Becuase you read 32 bits for each char read. FACT!
even on your micropro with bitslicing architecture, lets say you have 16
bits of data bus, but you only want to use 4 bits. OK you can, ITs still in
the middle of one huge array of integers. FACT! It's still contiguous.
And every time you access those 4 bits they are in the same Physical
location as before.
I think you may have confused what I was saying with how I was saying it.
Do you think we should optimize code that only utilized 1/8 of the register,
or 1/4 of the data bus, whats the point.
You have to get the code to run twice as fast to make up for only using 1/2
the registers, 1/2 data bus, etc.
Thats always going to be true. And that is my point.
Walter Roberson said:
:I'm sorry, when you show me a computer with contiguous ram, that has more
:than one memory location for any one given address then you'll have an
:argument.
There are several systems around for which the smallest addressible
unit is the "word", and there are special instructions necessary
to extract characters within words. For some of those, a character
can start at an arbitrary bit position within the word!
On bitslice architectures, bit-wise packing of structures is
possible -- e.g., if you had
typedef struct { unsigned int i:3, char c, int j } s3cj;
s3cj A[2];
then the compiler might choose to lay A out in memory as (bitwise)

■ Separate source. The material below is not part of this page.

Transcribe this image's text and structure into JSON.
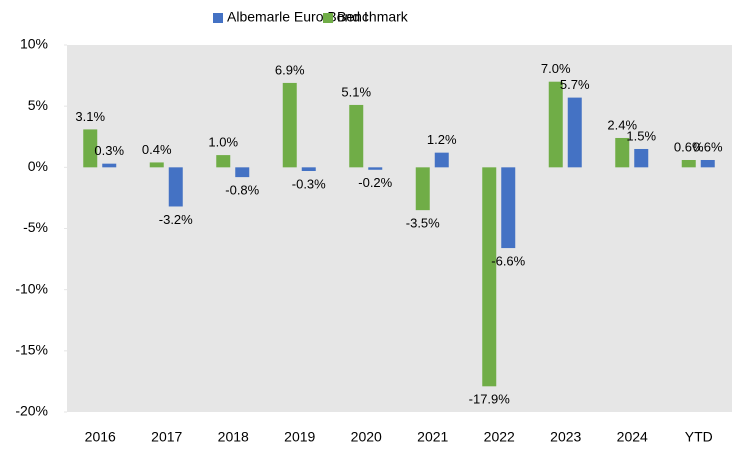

iiiccccccccjjjjjjjjjjjjjjjjjjjjj
jjjjjjjjjjjiiiccccccccjjjjjjjjj
jjjjjjjjjjjjjjjjjjjjjjj
0123456789ABCDEF0123456789ABCDEF
Clearly on such an architecture, the offset to j is not
a multiple of a byte/word/int/long .
:and yes : int[], char[], word[], WhatHaveYa[];
:is all the same in HW.
Wrong. There has perhaps been an equivilence on all the architectures
you have worked on, but you have to remember that C is defined in such
a way as to be implimentable on oddities such as 1's compliment
machines and embedded microprocessors.
It isn't uncommon on RISC machines for the actual memory size read or
written for each access to main memory to be fairly large -- an entire
"cache line" at a time, where a cache might be (e.g.) 64 bytes. On
such systems, the smallest individually addressible unit may be the 32
bit or 64 bit long, with there being extra instructions needed to
access smaller units.
As far as the C standard is concerned, there is no problem if, instead
of the memory being a stream of individually addressible bytes, there
are addressing modes that take a base address and an index and access
or store at the appropriate location; e.g., MOV.S A3(D6),D0 could
perform an index operation into memory, taking the D6'th short from the
begining of A3, even though that might not fall onto a directly
addressible boundary.
If you re-examine what you are allowed to do with pointers, you will
find that you are not allowed to compare pointers to different
objects [even of the same type], and that casting a pointer to
anything other than a "compatible" type is not certain to be
meaningful. Converting a pointer to (void *) and back again
is constrained to compare equal to the original, but it is
legal for different pointer types to be different sizes
and to hold different internal information.